Worldwide technology news in pictures. This week: A different way of remembering Steve Jobs, a Canadian network equipment company rebuffs a takeover and get ready for Wi-Fi speeds to triple.


  • What a doll

    A 1:6 scale replica of the late Apple Inc. CEO Steve Jobs, including the intimidating arched eyebrows, is set to be released in February, inicons.com announced. The US$99 action figure will be clad in his trademark turtleneck, jeans, and New Balance sneakers.
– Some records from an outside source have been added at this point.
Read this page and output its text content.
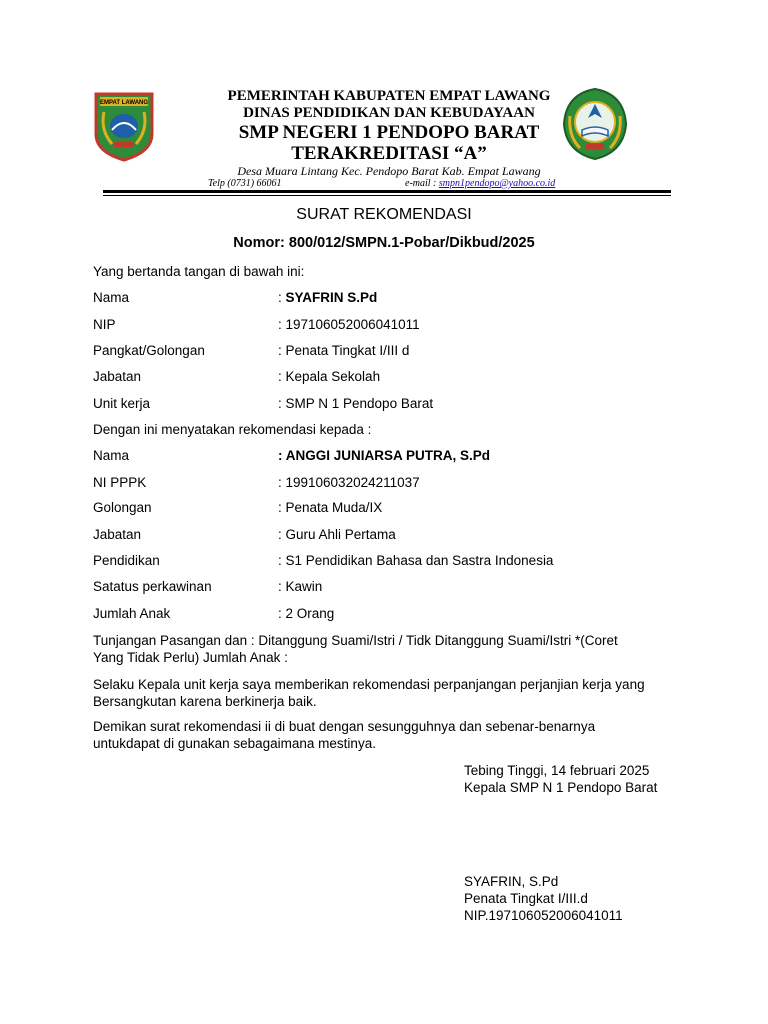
EMPAT LAWANG	PEMERINTAH KABUPATEN EMPAT LAWANG
DINAS PENDIDIKAN DAN KEBUDAYAAN
SMP NEGERI 1 PENDOPO BARAT
TERAKREDITASI “A”
Desa Muara Lintang Kec. Pendopo Barat Kab. Empat Lawang
Telp (0731) 66061	e-mail : smpn1pendopo@yahoo.co.id
SURAT REKOMENDASI
Nomor: 800/012/SMPN.1-Pobar/Dikbud/2025
Yang bertanda tangan di bawah ini:
Nama	: SYAFRIN S.Pd
NIP	: 197106052006041011
Pangkat/Golongan	: Penata Tingkat I/III d
Jabatan	: Kepala Sekolah
Unit kerja	: SMP N 1 Pendopo Barat
Dengan ini menyatakan rekomendasi kepada :
Nama	: ANGGI JUNIARSA PUTRA, S.Pd
NI PPPK	: 199106032024211037
Golongan	: Penata Muda/IX
Jabatan	: Guru Ahli Pertama
Pendidikan	: S1 Pendidikan Bahasa dan Sastra Indonesia
Satatus perkawinan	: Kawin
Jumlah Anak	: 2 Orang
Tunjangan Pasangan dan : Ditanggung Suami/Istri / Tidk Ditanggung Suami/Istri *(Coret
Yang Tidak Perlu) Jumlah Anak :
Selaku Kepala unit kerja saya memberikan rekomendasi perpanjangan perjanjian kerja yang
Bersangkutan karena berkinerja baik.
Demikan surat rekomendasi ii di buat dengan sesungguhnya dan sebenar-benarnya
untukdapat di gunakan sebagaimana mestinya.
Tebing Tinggi, 14 februari 2025
Kepala SMP N 1 Pendopo Barat
SYAFRIN, S.Pd
Penata Tingkat I/III.d
NIP.197106052006041011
It will not come with a mini iPad.


  • A big deal for big data

    After nearly seven years of development, version 1.0 of the Apache Hadoop data processing framework is finally ready for full production use, the developers of the software announced. Hadoop can be used to store and analyze large data sets too big for traditional relational databases


  • HP’s Phoenix rises

    In advance of this week’s Consumer Electronics Show in Las Vegas, Hewlett-Packard Co. trumpeted its most powerful PC, the water-cooled HPE Phoenix. It is powered by an Intel i7-2600 3.4 GHz processor, can have up to 16GB of DD3 memory and includes Wi-Fi and three internal hard drive bays.


  • Another leap in Wi-Fi

    Also in Las Vegas, Broadcom Corp.said it will show off at CES four Wi-Fi chips that can take advantage of the soon-to-be ratified 802.11ac standard, which promise wireless LAN speeds of up to 1 Gbps. That would be about three times as fast as 802.11n WLANs. Products using the draft 802.11ac standard might start appearing this summer.


  • More beans from Oracle

    Oracle released version 7.1 of Netbeans Java IDE, used to create Java applications for desktops, servers, and for the Web. It also can be used to create applications in PHP and C/C++ and other JVM languages. The new version updates the tools and libraries so they can be used to build more sophisticated user interfaces.


  • RuggedCom, Belden in standoff

    RuggedCom chairman Peter Crombie said the Ontario-based maker of networking equipment for harsh environments has recommended shareholders reject a $280 million unsolicited offer from U.S. competitor Belden Inc. as insufficient. For its part, Belden said it won’t go higher than its $22 a share offer, which expires Jan. 25.